Giro
sobre mi eje para darme de bruces contigo y ahí te encuentro como te había
dejado la noche anterior: tumbada de lado y plácidamente dormida. Estás tan bonita
que, de nuevo, tengo que entrecerrar con fuerzas mis ojos, contar hasta tres y
abrirlos para asegurarme que no sigo soñando. Y si en verdad lo estoy haciendo,
ojalá no despierte jamás.
Respiras
tan despacio que tengo que acercar, sigiloso y con un amago de infarto, mi mano
a tu boca y cerciorarme de que sigues viva. Un leve suspiro de aire caliente
choca contra la palma y me hace tranquilizarme un poco. Me fijo en el lunar que
adorna tu mejilla, en las arrugas de tres décadas de sonrisas naciendo bajo tus
párpados, en tu pelo cuidadosamente colocado detrás de la oreja y en el dorso
de tu mano descansando bajo tu cara, como si no te conformases con la almohada
que reposa debajo de ti. Y entonces, después de contenerme lo que han sido los
tres o cuatro minutos más largos de mi vida, salto hacia a ti para darte el
primer beso de los muchísimos que te esperan hoy. Así que hazte a la idea de
que esto acaba de comenzar.
Mis
labios se encuentran con los tuyos y se pegan a ellos como el metal
incandescente lo hace con el hielo.

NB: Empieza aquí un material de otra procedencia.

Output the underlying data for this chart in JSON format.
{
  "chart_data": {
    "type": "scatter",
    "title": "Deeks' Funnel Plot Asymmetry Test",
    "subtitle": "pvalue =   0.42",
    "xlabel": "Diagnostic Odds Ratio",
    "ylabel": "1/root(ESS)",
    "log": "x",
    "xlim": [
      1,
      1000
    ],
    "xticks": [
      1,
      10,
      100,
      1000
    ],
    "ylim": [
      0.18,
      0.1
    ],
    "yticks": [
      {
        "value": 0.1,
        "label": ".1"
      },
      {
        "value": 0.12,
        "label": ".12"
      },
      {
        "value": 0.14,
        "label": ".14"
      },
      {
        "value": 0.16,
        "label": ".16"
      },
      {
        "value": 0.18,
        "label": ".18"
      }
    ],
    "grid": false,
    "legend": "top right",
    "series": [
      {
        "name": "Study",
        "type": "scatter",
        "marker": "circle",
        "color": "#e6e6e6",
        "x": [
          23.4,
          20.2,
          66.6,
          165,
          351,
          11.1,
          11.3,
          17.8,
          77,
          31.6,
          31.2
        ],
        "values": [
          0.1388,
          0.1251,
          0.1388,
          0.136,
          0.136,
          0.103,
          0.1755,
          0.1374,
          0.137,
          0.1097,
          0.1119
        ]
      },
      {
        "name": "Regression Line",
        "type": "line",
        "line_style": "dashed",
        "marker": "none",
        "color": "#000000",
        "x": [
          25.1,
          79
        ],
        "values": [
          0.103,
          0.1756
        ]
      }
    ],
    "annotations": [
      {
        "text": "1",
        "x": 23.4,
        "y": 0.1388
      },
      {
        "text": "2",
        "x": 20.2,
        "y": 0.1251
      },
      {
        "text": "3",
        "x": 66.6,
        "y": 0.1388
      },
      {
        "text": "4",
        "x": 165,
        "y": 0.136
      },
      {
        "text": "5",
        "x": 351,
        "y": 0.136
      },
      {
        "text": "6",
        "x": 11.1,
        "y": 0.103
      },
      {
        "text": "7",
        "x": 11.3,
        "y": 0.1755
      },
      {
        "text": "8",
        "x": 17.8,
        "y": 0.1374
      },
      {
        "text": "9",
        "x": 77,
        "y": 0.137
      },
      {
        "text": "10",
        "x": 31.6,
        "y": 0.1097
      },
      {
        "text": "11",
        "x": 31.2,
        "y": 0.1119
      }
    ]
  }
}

Casi no hay movimiento, únicamente me
contento con notar el tacto de tu piel con la mía y dudo que alguien en este
mundo de chalados no lo hiciera.
Me
despego lentamente de ti mientras noto cómo una sonrisa nace de tu boca. “Buenos
días” me susurras aún medio dormida. “Buenos días” respondo yo también. Te
acurrucas aún con los ojos cerrados en mi brazo y pones tu mano en mi pecho, como
si hubiesen pasado cien siglos desde la última vez que lo tocaste aunque,
realmente, no hace más de media hora que te aferraste a él como si no hubiese
un mañana. Tus manos ascienden y descienden por él tan suavemente que parece
que no se llegan a mover y mientras, a lo lejos, el sol sigue mandando rayos de
luz desde millones de kilómetros de distancia que se cuelan a hurtadillas por los recovecos de una persiana que ha visto
ya demasiadas noche de pasión y no menos despertares similares.
Y ahí quedamos los
dos, sin la más mínima noción de la hora que es, de en qué día estamos, si hace
frío o calor; llueve, nieva o se han abierto las puertas del infierno porque realmente nada
de eso importa ahora. Y yo, por mi parte, me quedo mirando la pintura blanca
del techo pensando con qué Dios, conocido o por conocer, tengo que pelearme
para conseguir que todos y cada uno de los días que me queden por pasar aquí
comiencen de la misma forma que éste.